Le grand gâchis de cette crise réside dans l’avortement du partenariat salvateur qui avait été noué avec le groupe EBOMAF. Cette alliance, qui prévoyait l’injection de navires neufs et une répartition claire des obligations — le partenaire assurant le quotidien tandis que l’État s’attelait à apurer le lourd passif social historique —, portait en elle les germes d’une renaissance économique et opérationnelle durable. Malheureusement, la lune de miel n’aura duré que le temps de quelques traversées ; submergé par des revendications salariales maximalistes et des incompréhensions chroniques, l’investisseur privé a préféré plier bagage, ramenant cruellement la compagnie à sa case de départ.

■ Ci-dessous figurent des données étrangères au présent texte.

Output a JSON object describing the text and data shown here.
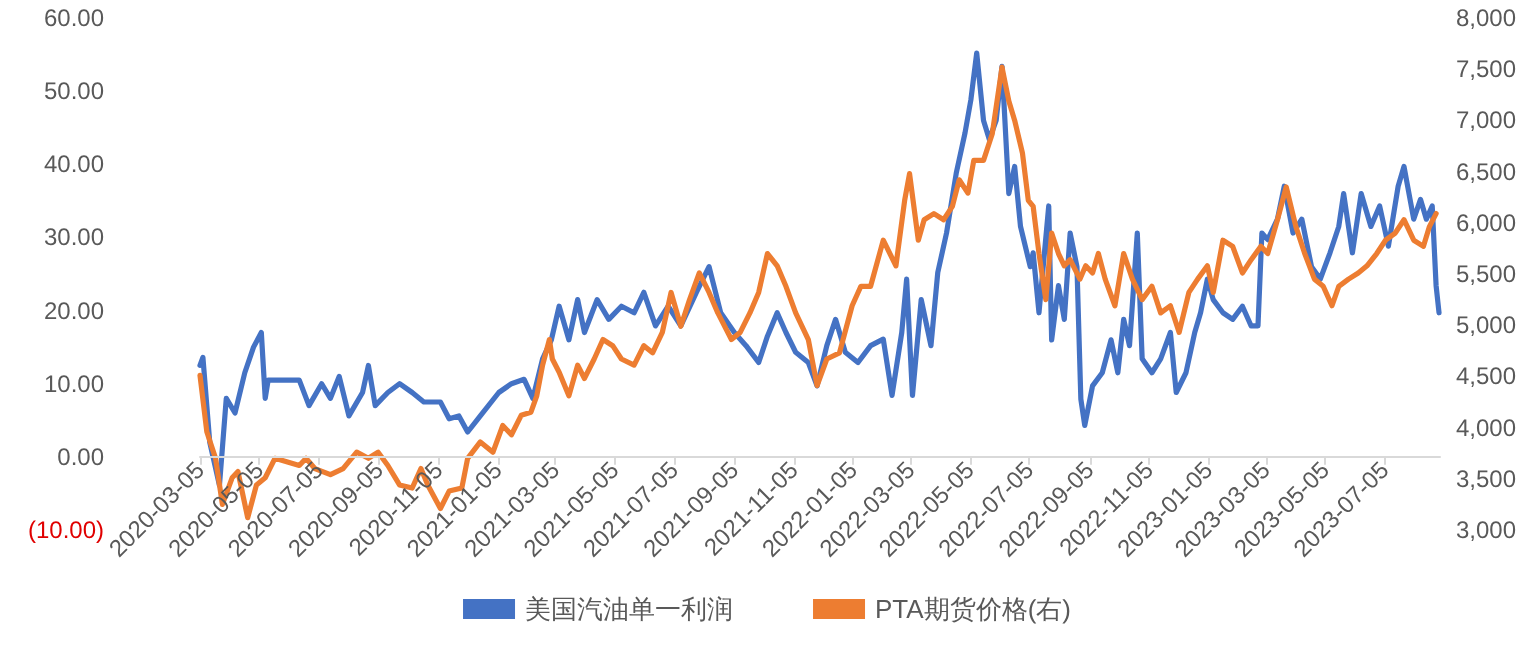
{
  "chart_data": {
    "type": "line",
    "xlim": [
      "2020-03-05",
      "2023-08-31"
    ],
    "xticks": [
      "2020-03-05",
      "2020-05-05",
      "2020-07-05",
      "2020-09-05",
      "2020-11-05",
      "2021-01-05",
      "2021-03-05",
      "2021-05-05",
      "2021-07-05",
      "2021-09-05",
      "2021-11-05",
      "2022-01-05",
      "2022-03-05",
      "2022-05-05",
      "2022-07-05",
      "2022-09-05",
      "2022-11-05",
      "2023-01-05",
      "2023-03-05",
      "2023-05-05",
      "2023-07-05"
    ],
    "ylim": [
      -10,
      60
    ],
    "yticks": [
      {
        "value": -10,
        "label": "(10.00)"
      },
      {
        "value": 0,
        "label": "0.00"
      },
      {
        "value": 10,
        "label": "10.00"
      },
      {
        "value": 20,
        "label": "20.00"
      },
      {
        "value": 30,
        "label": "30.00"
      },
      {
        "value": 40,
        "label": "40.00"
      },
      {
        "value": 50,
        "label": "50.00"
      },
      {
        "value": 60,
        "label": "60.00"
      }
    ],
    "y2lim": [
      3000,
      8000
    ],
    "y2ticks": [
      {
        "value": 3000,
        "label": "3,000"
      },
      {
        "value": 3500,
        "label": "3,500"
      },
      {
        "value": 4000,
        "label": "4,000"
      },
      {
        "value": 4500,
        "label": "4,500"
      },
      {
        "value": 5000,
        "label": "5,000"
      },
      {
        "value": 5500,
        "label": "5,500"
      },
      {
        "value": 6000,
        "label": "6,000"
      },
      {
        "value": 6500,
        "label": "6,500"
      },
      {
        "value": 7000,
        "label": "7,000"
      },
      {
        "value": 7500,
        "label": "7,500"
      },
      {
        "value": 8000,
        "label": "8,000"
      }
    ],
    "legend": "bottom",
    "series": [
      {
        "name": "美国汽油单一利润",
        "color": "#4472c4",
        "x": [
          "2020-03-05",
          "2020-03-08",
          "2020-03-15",
          "2020-03-25",
          "2020-04-01",
          "2020-04-10",
          "2020-04-20",
          "2020-04-29",
          "2020-05-07",
          "2020-05-11",
          "2020-05-14",
          "2020-06-15",
          "2020-06-25",
          "2020-07-08",
          "2020-07-17",
          "2020-07-26",
          "2020-08-05",
          "2020-08-19",
          "2020-08-25",
          "2020-09-01",
          "2020-09-14",
          "2020-09-26",
          "2020-10-09",
          "2020-10-21",
          "2020-11-07",
          "2020-11-16",
          "2020-11-26",
          "2020-12-05",
          "2020-12-18",
          "2021-01-06",
          "2021-01-19",
          "2021-02-01",
          "2021-02-10",
          "2021-02-20",
          "2021-03-01",
          "2021-03-09",
          "2021-03-19",
          "2021-03-28",
          "2021-04-04",
          "2021-04-17",
          "2021-04-29",
          "2021-05-12",
          "2021-05-25",
          "2021-06-04",
          "2021-06-16",
          "2021-06-29",
          "2021-07-12",
          "2021-07-28",
          "2021-08-10",
          "2021-08-22",
          "2021-09-05",
          "2021-09-17",
          "2021-09-30",
          "2021-10-09",
          "2021-10-19",
          "2021-10-28",
          "2021-11-07",
          "2021-11-20",
          "2021-11-29",
          "2021-12-09",
          "2021-12-18",
          "2021-12-28",
          "2022-01-10",
          "2022-01-23",
          "2022-02-05",
          "2022-02-14",
          "2022-02-24",
          "2022-03-01",
          "2022-03-07",
          "2022-03-16",
          "2022-03-26",
          "2022-04-02",
          "2022-04-11",
          "2022-04-21",
          "2022-04-30",
          "2022-05-06",
          "2022-05-12",
          "2022-05-19",
          "2022-05-25",
          "2022-06-01",
          "2022-06-07",
          "2022-06-14",
          "2022-06-20",
          "2022-06-26",
          "2022-07-06",
          "2022-07-09",
          "2022-07-15",
          "2022-07-25",
          "2022-07-28",
          "2022-08-04",
          "2022-08-10",
          "2022-08-16",
          "2022-08-23",
          "2022-08-27",
          "2022-08-31",
          "2022-09-08",
          "2022-09-18",
          "2022-09-27",
          "2022-10-04",
          "2022-10-10",
          "2022-10-16",
          "2022-10-24",
          "2022-10-29",
          "2022-11-08",
          "2022-11-17",
          "2022-11-27",
          "2022-12-03",
          "2022-12-13",
          "2022-12-22",
          "2022-12-28",
          "2023-01-04",
          "2023-01-10",
          "2023-01-20",
          "2023-01-30",
          "2023-02-09",
          "2023-02-18",
          "2023-02-25",
          "2023-03-01",
          "2023-03-07",
          "2023-03-17",
          "2023-03-24",
          "2023-04-02",
          "2023-04-11",
          "2023-04-21",
          "2023-04-30",
          "2023-05-10",
          "2023-05-19",
          "2023-05-24",
          "2023-06-02",
          "2023-06-11",
          "2023-06-21",
          "2023-06-30",
          "2023-07-09",
          "2023-07-19",
          "2023-07-25",
          "2023-08-04",
          "2023-08-11",
          "2023-08-17",
          "2023-08-23",
          "2023-08-27",
          "2023-08-30"
        ],
        "values": [
          12.5,
          13.6,
          2,
          -3.9,
          8,
          6,
          11.5,
          15,
          17,
          8,
          10.5,
          10.5,
          7,
          10,
          8,
          11,
          5.6,
          8.8,
          12.5,
          7,
          8.8,
          10,
          8.8,
          7.5,
          7.5,
          5.2,
          5.6,
          3.4,
          5.6,
          8.8,
          10,
          10.6,
          8,
          13.4,
          16,
          20.6,
          16,
          21.5,
          17,
          21.5,
          18.8,
          20.6,
          19.7,
          22.5,
          17.9,
          20.6,
          17.9,
          22.5,
          26,
          19.7,
          17,
          15.2,
          12.9,
          16.5,
          19.7,
          17,
          14.3,
          12.9,
          9.7,
          15.2,
          18.8,
          14.3,
          12.9,
          15.2,
          16.1,
          8.4,
          17,
          24.3,
          8.4,
          21.5,
          15.2,
          25.2,
          30.6,
          38.8,
          44.3,
          48.8,
          55.2,
          46,
          43.4,
          46,
          53.4,
          36,
          39.7,
          31.5,
          26,
          27.9,
          19.7,
          34.3,
          16,
          23.4,
          18.8,
          30.6,
          26,
          7.9,
          4.3,
          9.7,
          11.5,
          16,
          11.5,
          18.8,
          15.2,
          30.6,
          13.4,
          11.5,
          13.4,
          17,
          8.8,
          11.5,
          17,
          19.7,
          24.3,
          21.5,
          19.7,
          18.8,
          20.6,
          17.9,
          17.9,
          30.6,
          29.7,
          32.5,
          37,
          30.6,
          32.5,
          26,
          24.3,
          27.9,
          31.5,
          36,
          27.9,
          36,
          31.5,
          34.3,
          28.8,
          37,
          39.7,
          32.5,
          35.2,
          32.5,
          34.3,
          23.4,
          19.7
        ]
      },
      {
        "name": "PTA期货价格(右)",
        "color": "#ed7d31",
        "axis": "y2",
        "x": [
          "2020-03-05",
          "2020-03-12",
          "2020-03-21",
          "2020-03-28",
          "2020-04-07",
          "2020-04-13",
          "2020-04-23",
          "2020-05-02",
          "2020-05-11",
          "2020-05-21",
          "2020-06-15",
          "2020-06-22",
          "2020-07-01",
          "2020-07-17",
          "2020-07-30",
          "2020-08-13",
          "2020-08-25",
          "2020-09-04",
          "2020-09-14",
          "2020-09-26",
          "2020-10-09",
          "2020-10-18",
          "2020-10-25",
          "2020-11-07",
          "2020-11-16",
          "2020-11-29",
          "2020-12-05",
          "2020-12-18",
          "2020-12-31",
          "2021-01-10",
          "2021-01-19",
          "2021-01-29",
          "2021-02-08",
          "2021-02-14",
          "2021-02-20",
          "2021-02-27",
          "2021-03-02",
          "2021-03-09",
          "2021-03-19",
          "2021-03-28",
          "2021-04-04",
          "2021-04-14",
          "2021-04-23",
          "2021-05-03",
          "2021-05-12",
          "2021-05-25",
          "2021-06-04",
          "2021-06-13",
          "2021-06-23",
          "2021-07-02",
          "2021-07-12",
          "2021-07-21",
          "2021-07-31",
          "2021-08-10",
          "2021-08-19",
          "2021-09-02",
          "2021-09-11",
          "2021-09-21",
          "2021-09-30",
          "2021-10-09",
          "2021-10-19",
          "2021-10-28",
          "2021-11-07",
          "2021-11-20",
          "2021-11-29",
          "2021-12-09",
          "2021-12-22",
          "2022-01-04",
          "2022-01-13",
          "2022-01-23",
          "2022-02-05",
          "2022-02-18",
          "2022-02-27",
          "2022-03-04",
          "2022-03-13",
          "2022-03-19",
          "2022-03-29",
          "2022-04-08",
          "2022-04-17",
          "2022-04-24",
          "2022-05-03",
          "2022-05-09",
          "2022-05-19",
          "2022-05-28",
          "2022-06-07",
          "2022-06-14",
          "2022-06-20",
          "2022-06-28",
          "2022-07-04",
          "2022-07-09",
          "2022-07-15",
          "2022-07-22",
          "2022-07-28",
          "2022-08-04",
          "2022-08-10",
          "2022-08-16",
          "2022-08-26",
          "2022-09-01",
          "2022-09-08",
          "2022-09-14",
          "2022-09-21",
          "2022-10-01",
          "2022-10-10",
          "2022-10-19",
          "2022-10-29",
          "2022-11-08",
          "2022-11-17",
          "2022-11-27",
          "2022-12-06",
          "2022-12-16",
          "2022-12-25",
          "2023-01-04",
          "2023-01-10",
          "2023-01-20",
          "2023-01-30",
          "2023-02-09",
          "2023-02-18",
          "2023-02-28",
          "2023-03-07",
          "2023-03-17",
          "2023-03-26",
          "2023-04-05",
          "2023-04-14",
          "2023-04-24",
          "2023-05-03",
          "2023-05-12",
          "2023-05-19",
          "2023-05-29",
          "2023-06-08",
          "2023-06-17",
          "2023-06-27",
          "2023-07-06",
          "2023-07-16",
          "2023-07-25",
          "2023-08-04",
          "2023-08-14",
          "2023-08-20",
          "2023-08-27"
        ],
        "values": [
          4510,
          3960,
          3700,
          3250,
          3510,
          3570,
          3120,
          3440,
          3510,
          3700,
          3630,
          3700,
          3600,
          3540,
          3600,
          3760,
          3700,
          3760,
          3630,
          3440,
          3410,
          3600,
          3440,
          3210,
          3380,
          3410,
          3700,
          3860,
          3760,
          4020,
          3930,
          4120,
          4150,
          4310,
          4610,
          4860,
          4670,
          4540,
          4310,
          4610,
          4480,
          4670,
          4860,
          4800,
          4670,
          4610,
          4800,
          4730,
          4930,
          5320,
          4990,
          5250,
          5510,
          5320,
          5120,
          4860,
          4930,
          5120,
          5320,
          5700,
          5580,
          5380,
          5120,
          4860,
          4410,
          4670,
          4730,
          5190,
          5380,
          5380,
          5830,
          5580,
          6220,
          6480,
          5830,
          6030,
          6090,
          6030,
          6160,
          6420,
          6290,
          6610,
          6610,
          6870,
          7520,
          7190,
          7000,
          6680,
          6220,
          6160,
          5700,
          5250,
          5900,
          5700,
          5580,
          5640,
          5450,
          5580,
          5510,
          5700,
          5450,
          5190,
          5700,
          5450,
          5250,
          5380,
          5120,
          5190,
          4930,
          5320,
          5450,
          5580,
          5320,
          5830,
          5770,
          5510,
          5640,
          5770,
          5700,
          6030,
          6350,
          5960,
          5700,
          5450,
          5380,
          5190,
          5380,
          5450,
          5510,
          5580,
          5700,
          5830,
          5900,
          6030,
          5830,
          5770,
          5960,
          6090
        ]
      }
    ]
  }
}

Loin de capituler après ce revers cinglant, la puissance publique a de nouveau sorti le carnet de chèques en injectant des actifs stratégiques majeurs, à l’instar du navire *Elobé 6* et du bac *Ndougou*, pour sécuriser l’axe vital Libreville – Port-Gentil. Mais l’économie maritime obéit à des règles de rentabilité que le corporatisme syndical semble ignorer : si les cales partent pleines de l’Estuaire, elles reviennent désespérément vides de l’Ogooué-Maritime, bloquées par des mouvements de grève qui s’apparentent désormais à un blocus économique. En interdisant aux opérateurs économiques d’embarquer leurs marchandises, une frange du personnel coupe la branche sur laquelle elle est assise, privant la compagnie des recettes indispensables à sa propre survie.
Face à cette impasse qui fragilise les caisses de l’État, le message du gouvernement sonne comme un ultime avertissement avant liquidation psychologique. Le temps de l’État-providence perfusant à fonds perdus des structures improductives est définitivement révolu, et la subvention publique ne saurait servir de rente permanente à l’inaction. Il appartient désormais aux agents de la CNNII de faire le choix de la responsabilité collective et de la culture de la performance : soit ils acceptent de remettre les machines en route pour générer la richesse qui paiera leurs salaires, soit ils condamneront ce pavillon historique à sombrer définitivement dans les abysses de la faillite industrielle.